There are two main advantages to this protocol. First, all steps of the protocol use 96-well plates, allowing easy setup using multi-channel pipettes and allowing several thousand experiments to be performed in parallel by a single researcher. Second, the assay uses a population of worms in each well, so avoiding the well-to-well variation of RNAi phenotypes that is observed with single worm plate feeding protocols [2]. We note that a related protocol has also been developed in the Plasterk lab [5].
We primarily developed this assay to facilitate the use of RNAi screens to systematically identify synthetic genetic interactions between genes. In this approach the RNAi phenotype of a gene in a worm strain carrying a defined genetic mutation (1) is directly compared to that in wild-type worms (2) and also to phenotype of the mutant worm strain alone (3) – a synthetic phenotype is defined here as a phenotype which is stronger following the double perturbation (1) than the expected additive phenotype of the two single perturbations (2×3).
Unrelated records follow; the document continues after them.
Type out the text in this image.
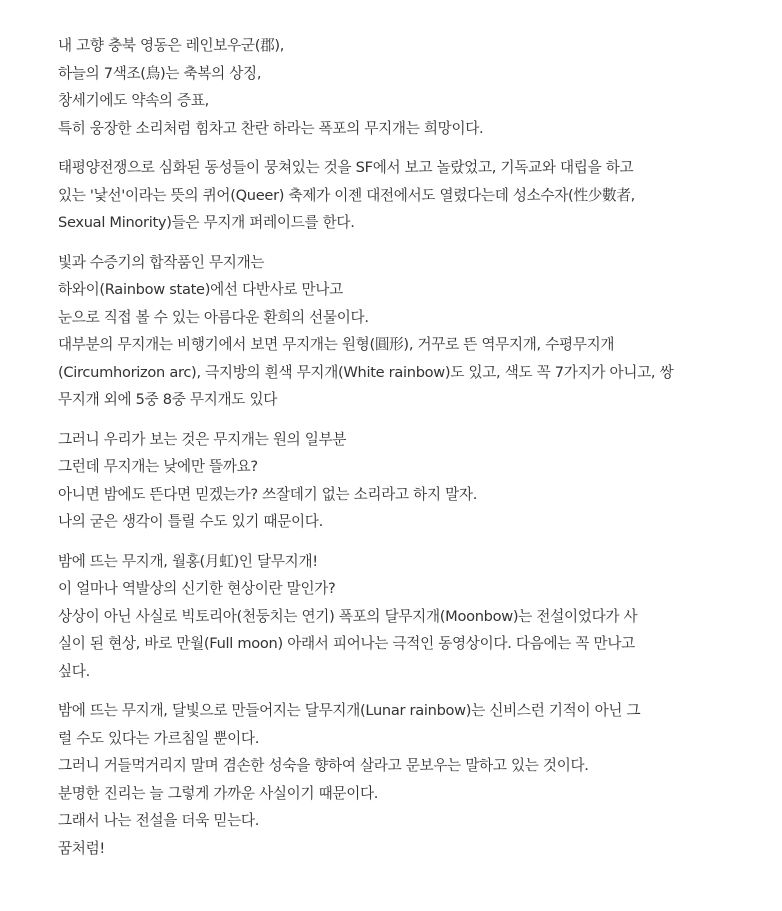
내 고향 충북 영동은 레인보우군(郡),
하늘의 7색조(鳥)는 축복의 상징,
창세기에도 약속의 증표,
특히 웅장한 소리처럼 힘차고 찬란 하라는 폭포의 무지개는 희망이다.
태평양전쟁으로 심화된 동성들이 뭉쳐있는 것을 SF에서 보고 놀랐었고, 기독교와 대립을 하고
있는 '낯선'이라는 뜻의 퀴어(Queer) 축제가 이젠 대전에서도 열렸다는데 성소수자(性少數者,
Sexual Minority)들은 무지개 퍼레이드를 한다.
빛과 수증기의 합작품인 무지개는
하와이(Rainbow state)에선 다반사로 만나고
눈으로 직접 볼 수 있는 아름다운 환희의 선물이다.
대부분의 무지개는 비행기에서 보면 무지개는 원형(圓形), 거꾸로 뜬 역무지개, 수평무지개
(Circumhorizon arc), 극지방의 흰색 무지개(White rainbow)도 있고, 색도 꼭 7가지가 아니고, 쌍
무지개 외에 5중 8중 무지개도 있다
그러니 우리가 보는 것은 무지개는 원의 일부분
그런데 무지개는 낮에만 뜰까요?
아니면 밤에도 뜬다면 믿겠는가? 쓰잘데기 없는 소리라고 하지 말자.
나의 굳은 생각이 틀릴 수도 있기 때문이다.
밤에 뜨는 무지개, 월홍(月虹)인 달무지개!
이 얼마나 역발상의 신기한 현상이란 말인가?
상상이 아닌 사실로 빅토리아(천둥치는 연기) 폭포의 달무지개(Moonbow)는 전설이었다가 사
실이 된 현상, 바로 만월(Full moon) 아래서 피어나는 극적인 동영상이다. 다음에는 꼭 만나고
싶다.
밤에 뜨는 무지개, 달빛으로 만들어지는 달무지개(Lunar rainbow)는 신비스런 기적이 아닌 그
럴 수도 있다는 가르침일 뿐이다.
그러니 거들먹거리지 말며 겸손한 성숙을 향하여 살라고 문보우는 말하고 있는 것이다.
분명한 진리는 늘 그렇게 가까운 사실이기 때문이다.
그래서 나는 전설을 더욱 믿는다.
꿈처럼!
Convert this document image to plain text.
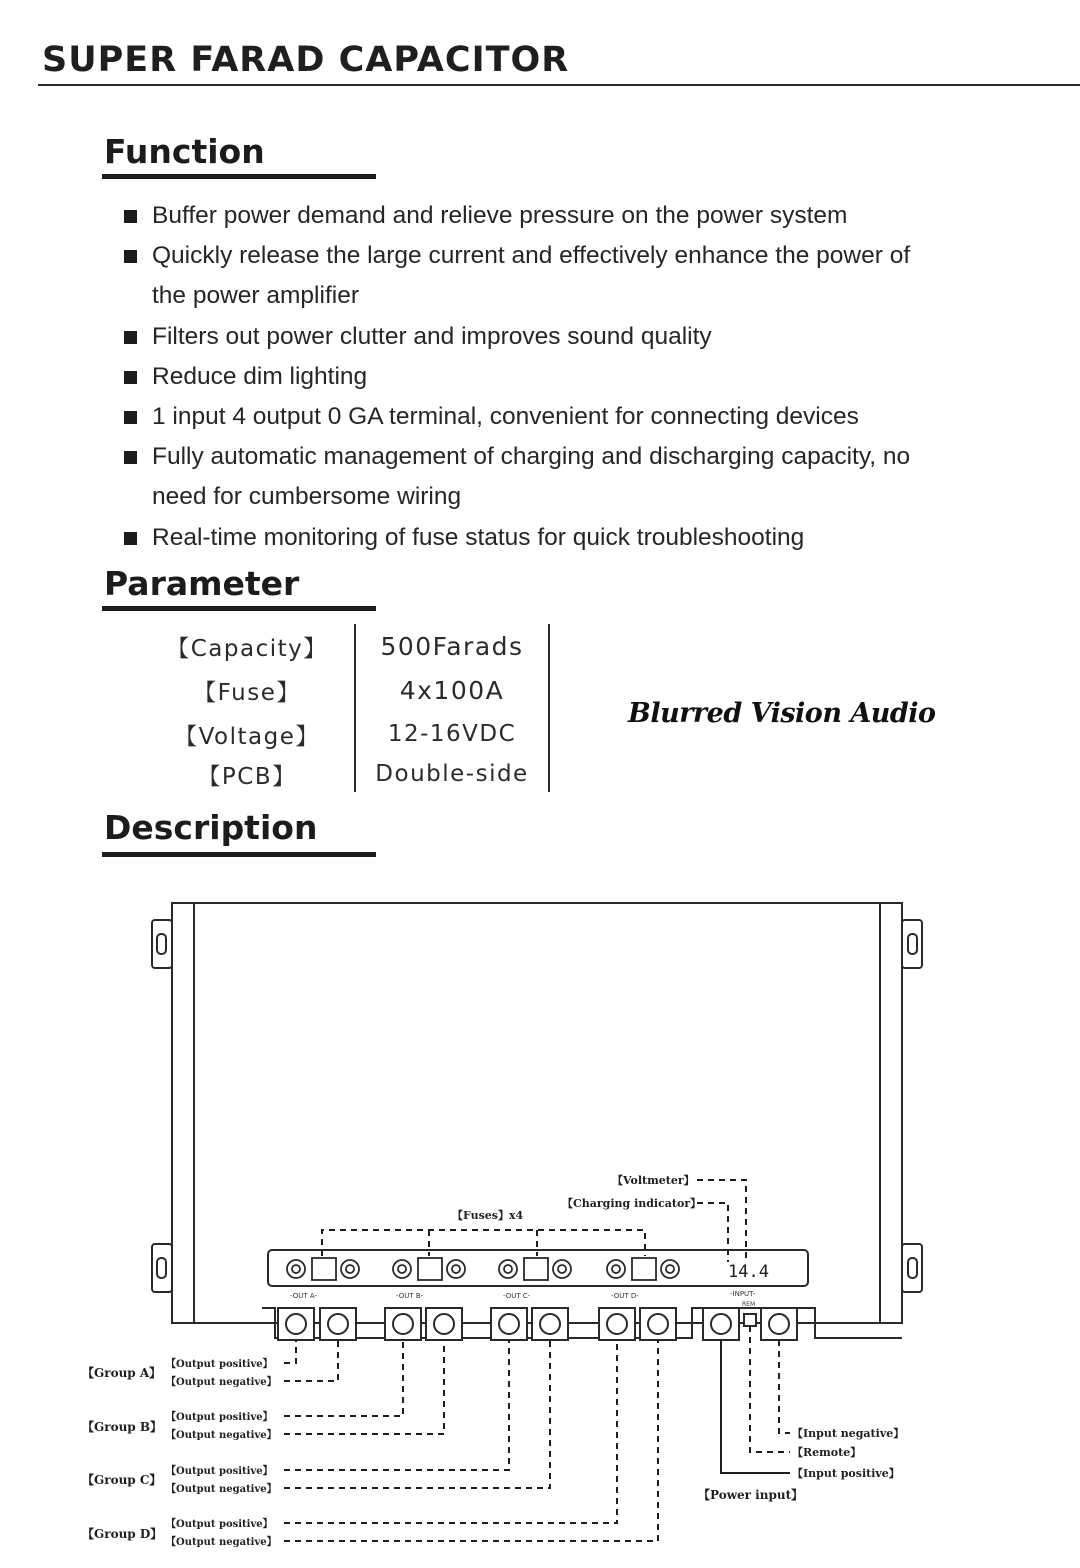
SUPER FARAD CAPACITOR
Function
Buffer power demand and relieve pressure on the power system
Quickly release the large current and effectively enhance the power of the power amplifier
Filters out power clutter and improves sound quality
Reduce dim lighting
1 input 4 output 0 GA terminal, convenient for connecting devices
Fully automatic management of charging and discharging capacity, no need for cumbersome wiring
Real-time monitoring of fuse status for quick troubleshooting
Parameter
【Capacity】	500Farads
【Fuse】	4x100A
【Voltage】	12-16VDC
【PCB】	Double-side

Blurred Vision Audio

Description
14.4
-OUT A-	-OUT B-	-OUT C-	-OUT D-	-INPUT-
REM
【Voltmeter】
【Charging indicator】
【Fuses】x4
【Input negative】
【Remote】
【Input positive】
【Power input】
【Group A】
【Output positive】
【Output negative】
【Group B】
【Output positive】
【Output negative】
【Group C】
【Output positive】
【Output negative】
【Group D】
【Output positive】
【Output negative】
As an alternative approach to identifying genetic interactions, two genes can be targeted simultaneously by RNAi (“combinatorial RNAi”) [6]. The protocol we describe here works well for combinatorial RNAi, although it is much more effective when using an RNAi hypersensitive worm strain such as rrf-3 [7], eri-1 [8], or lin-35 [9,10]. Combinatorial RNAi is useful as it allows genetic interactions to be identified for genes for which a viable loss-of-function genetic allele is not available.
Finally, we note that the protocol as described here is not suitable for scoring phenotypes that can only be detected in adult progeny (for example behavioural phenotypes), because in a 50 µl volume progeny worms starve before reaching adulthood. However it is possible to grow progeny to adults by spotting each well onto seeded agar plates, or by increasing the volume of each assay, although this introduces more well-to-well variation.